Habe mich dann aber doch dran gewagt. Der erste Abend an einer Dartscheibe in der „Linie 1“ in Kreuzberg, ganz oldschool ohne Elektronik. Ein paar Pfeile gingen daneben, ein paarmal habe ich aber auch aus Versehen die 20 getroffen. Erkenntnisse bisher: Man braucht viel mehr Präzision, als ich dachte (das Handgelenk ist entscheidend). Man braucht viel weniger Kraft und Ausdauer, als ich dachte, der Arm tut trotzdem danach weh und auch der Kopf, aber das kann auch an den Bieren liegen. Dartpfeilspitzen brechen viel schneller als Rippen, so schnell, dass die meisten Kneipen eine ganze Tupperdose voll Ersatzspitzen haben.
Dartspieler:innen in den Kneipen sind superlieb und auch im TV wirken viele total sympathisch: Es gibt gemischte Meister:innenschaften, Männer können Väter sein und ihr Baby stolz auf die Bühne holen, nicht der Norm-Schönheit eines Topathleten entsprechen, und wenn sie wollen, auch einen Irokesen-Haarschnitt tragen.
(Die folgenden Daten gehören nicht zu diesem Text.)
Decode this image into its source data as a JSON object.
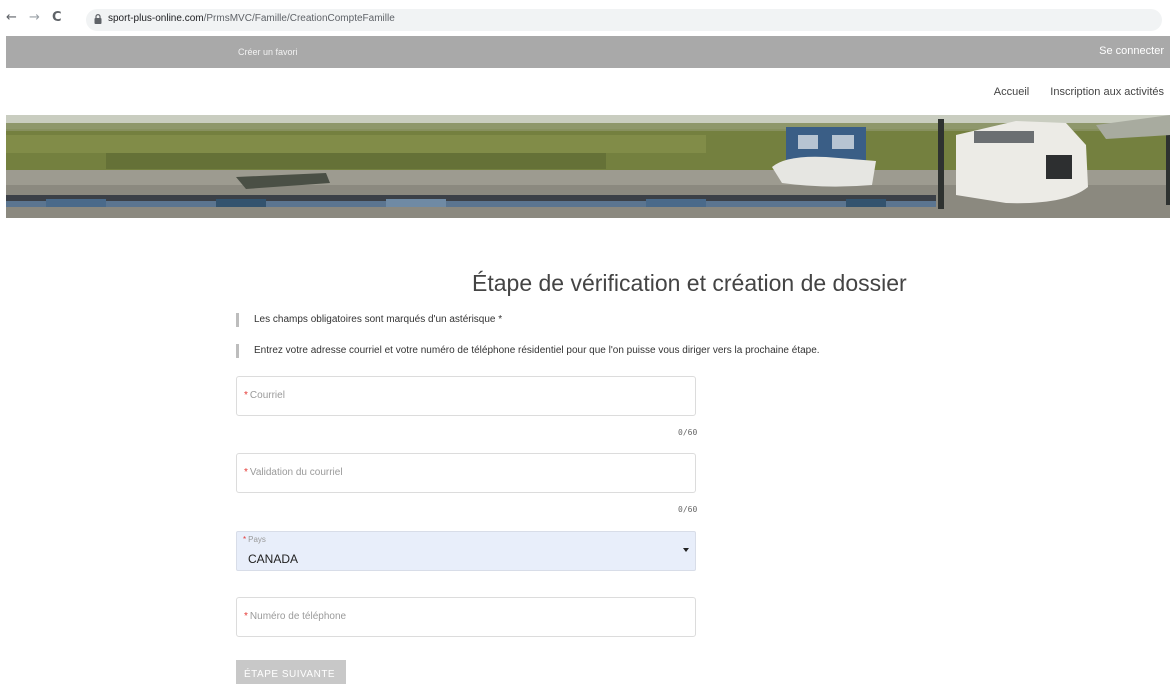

Und: man kann auch noch mit weit über 50 Dartsprofi werden. Für meine Karriere habe ich also noch Hoffnung. Ich muss noch ein bisschen an meiner Wurftechnik pfeilen, um wirklich flexen zu können. Nächstes Ziel: dreimal hintereinander in die Mitte treffen. Vielleicht probiere ich es mal mit Futschis.